Duda automatizada: tres fases para el desarrollo con IA

Fuentes: My Automated Doubt Development Process
Imagen generada por IA con el prompt: Abstract editorial illustration of multiple viewpoints examining code, cool blue palette, geometric shapes representing parallel code review and quality audit
Imagen generada con IA

Un desarrollador comparte un proceso personal de ingeniería asistida por inteligencia artificial articulado en tres fases y basado en lo que denomina 'duda automatizada'. La metodología nació de la pérdida de confianza tras permitir que modelos de lenguaje realizaran tareas demasiado extensas y rápidas, sin las prácticas de ingeniería habituales.

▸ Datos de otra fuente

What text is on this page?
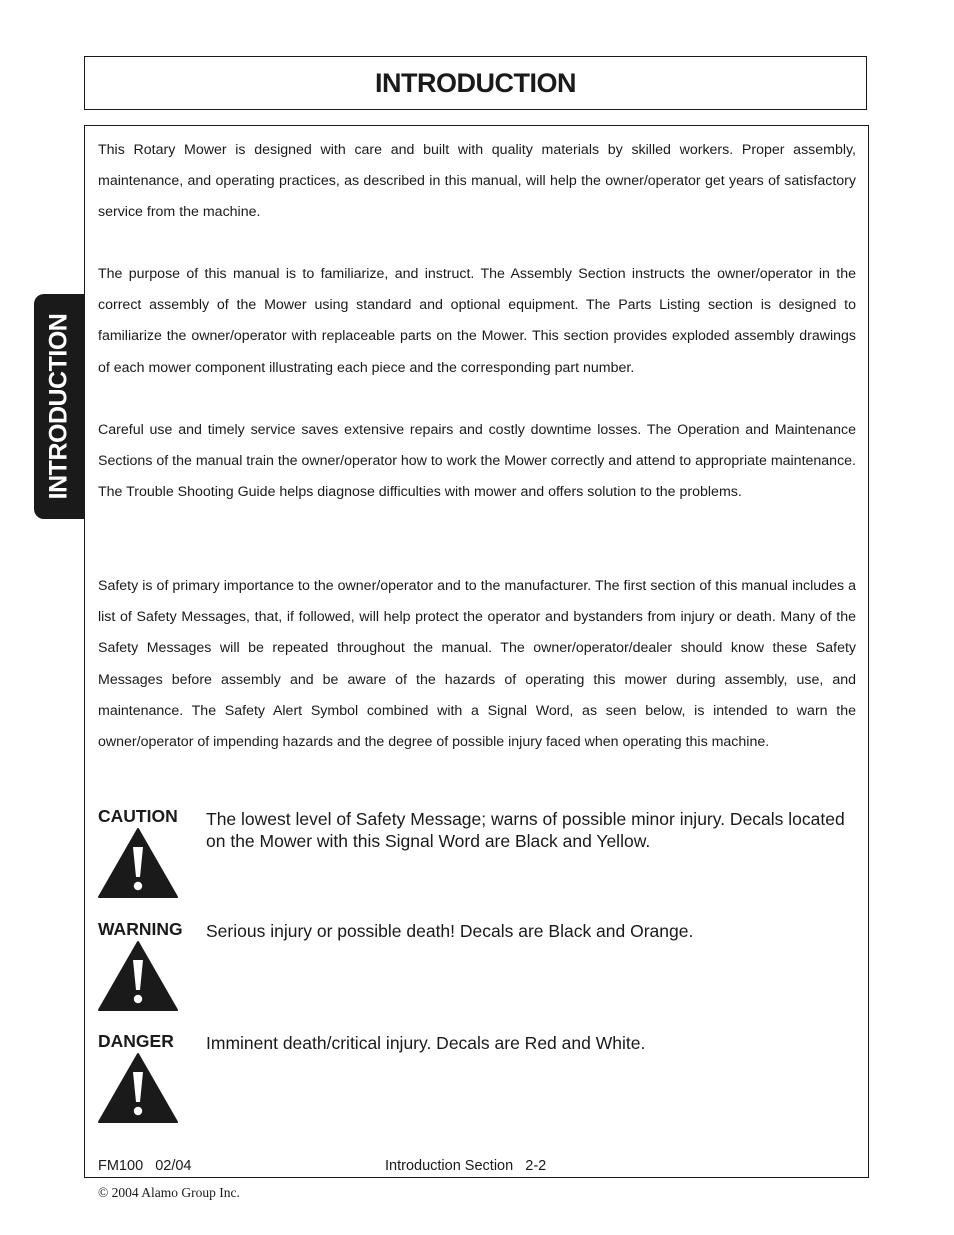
INTRODUCTION
INTRODUCTION

This Rotary Mower is designed with care and built with quality materials by skilled workers. Proper assembly, maintenance, and operating practices, as described in this manual, will help the owner/operator get years of satisfactory service from the machine.

The purpose of this manual is to familiarize, and instruct. The Assembly Section instructs the owner/operator in the correct assembly of the Mower using standard and optional equipment. The Parts Listing section is designed to familiarize the owner/operator with replaceable parts on the Mower. This section provides exploded assembly drawings of each mower component illustrating each piece and the corresponding part number.

Careful use and timely service saves extensive repairs and costly downtime losses. The Operation and Maintenance Sections of the manual train the owner/operator how to work the Mower correctly and attend to appropriate maintenance. The Trouble Shooting Guide helps diagnose difficulties with mower and offers solution to the problems.

Safety is of primary importance to the owner/operator and to the manufacturer. The first section of this manual includes a list of Safety Messages, that, if followed, will help protect the operator and bystanders from injury or death. Many of the Safety Messages will be repeated throughout the manual. The owner/operator/dealer should know these Safety Messages before assembly and be aware of the hazards of operating this mower during assembly, use, and maintenance. The Safety Alert Symbol combined with a Signal Word, as seen below, is intended to warn the owner/operator of impending hazards and the degree of possible injury faced when operating this machine.

CAUTION The lowest level of Safety Message; warns of possible minor injury. Decals located on the Mower with this Signal Word are Black and Yellow.
WARNING Serious injury or possible death! Decals are Black and Orange.
DANGER Imminent death/critical injury. Decals are Red and White.
FM100   02/04	Introduction Section   2-2
© 2004 Alamo Group Inc.
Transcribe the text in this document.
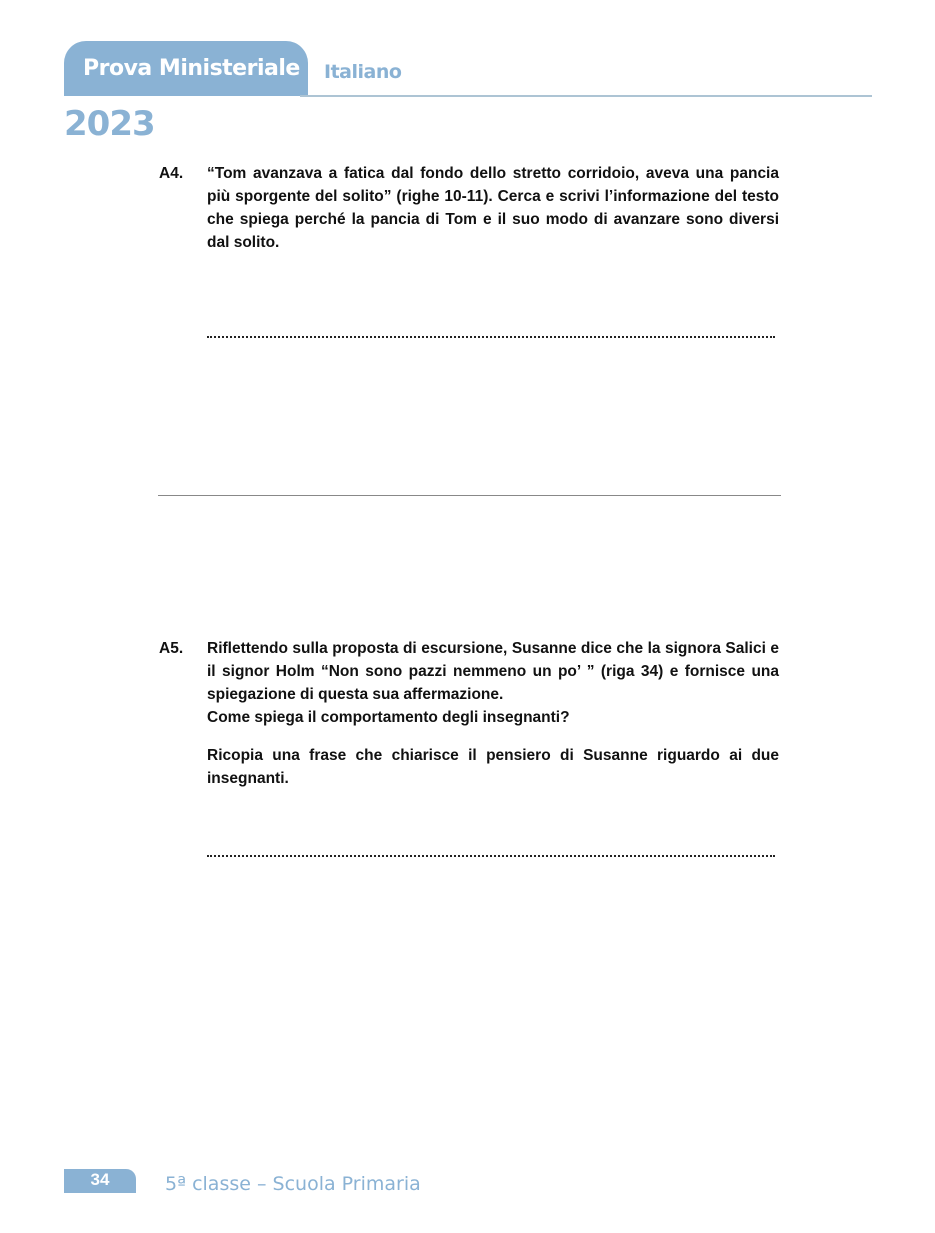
Prova Ministeriale Italiano
2023
A4. “Tom avanzava a fatica dal fondo dello stretto corridoio, aveva una pancia più sporgente del solito” (righe 10-11). Cerca e scrivi l’informazione del testo che spiega perché la pancia di Tom e il suo modo di avanzare sono diversi dal solito.

A5. Riflettendo sulla proposta di escursione, Susanne dice che la signora Salici e il signor Holm “Non sono pazzi nemmeno un po’ ” (riga 34) e fornisce una spiegazione di questa sua affermazione.

Come spiega il comportamento degli insegnanti?

Ricopia una frase che chiarisce il pensiero di Susanne riguardo ai due insegnanti.

34	5ª classe – Scuola Primaria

La columna vertebral del sistema son los subagentes especializados, cada uno enfocado en una superficie de auditoría distinta: validación de documentación, excavación de suposiciones, análisis de vacíos, detección de completitud implícita, mapeo de ambigüedades, validación de código, seguridad, arquitectura de pruebas, optimización, validación de interfaz pública y lectura de ansiedad. La idea central es la cobertura por paralaje: cuantas más perspectivas independientes examinen un mismo artefacto, más defectos se detectan, de forma análoga a la profundidad que proporcionan los dos ojos humanos.

Fase 1 — Diseño. El proceso arranca con una idea y una especificación. Claude redacta el documento y, tras una lectura rápida de verificación por parte del desarrollador (2-5 minutos), se lanza un flujo de preimplementación con tres agentes que auditan calidad de diseño, alcance, completitud, brechas de documentación y supuestos ocultos. Los hallazgos (entre 10 y 25, según el alcance) se incorporan al documento. Para proyectos medianos o grandes se ejecutan iteraciones adicionales con agentes de análisis de vacíos, completitud implícita y ambigüedad. A continuación, el operador revisa la especificación entre 15 y 60 minutos y, si todo es coherente, solicita a Claude un checklist de acompañamiento.

Fase 2 — Desarrollo. Claude trabaja sobre la especificación y el checklist. El autor destaca que no delega las escrituras a subagentes, por una cuestión de confianza, y prefiere que un único terminal de Claude Code materialice el proyecto. Una vez completada la implementación, se ejecuta un flujo de postimplementación con seis subagentes que generan entre 15 y 35 hallazgos por iteración, de los cuales los primeros 15-20 suelen ser de severidad crítica o alta. El ciclo se repite hasta alcanzar el umbral de calidad deseado.

Fase 3 — Cierre y publicación. Un último flujo ('Ship'), con hasta nueve agentes, valida el contrato de API, la consistencia en tiempo de ejecución, la postura de seguridad y la idoneidad para el lanzamiento. Este flujo puede requerir dos o más iteraciones en proyectos complejos.

El autor concluye que la calidad es una negociación entre los artefactos, los agentes y el operador, y que la base del proceso es perseguir consistencia, usabilidad, legibilidad y mantenibilidad.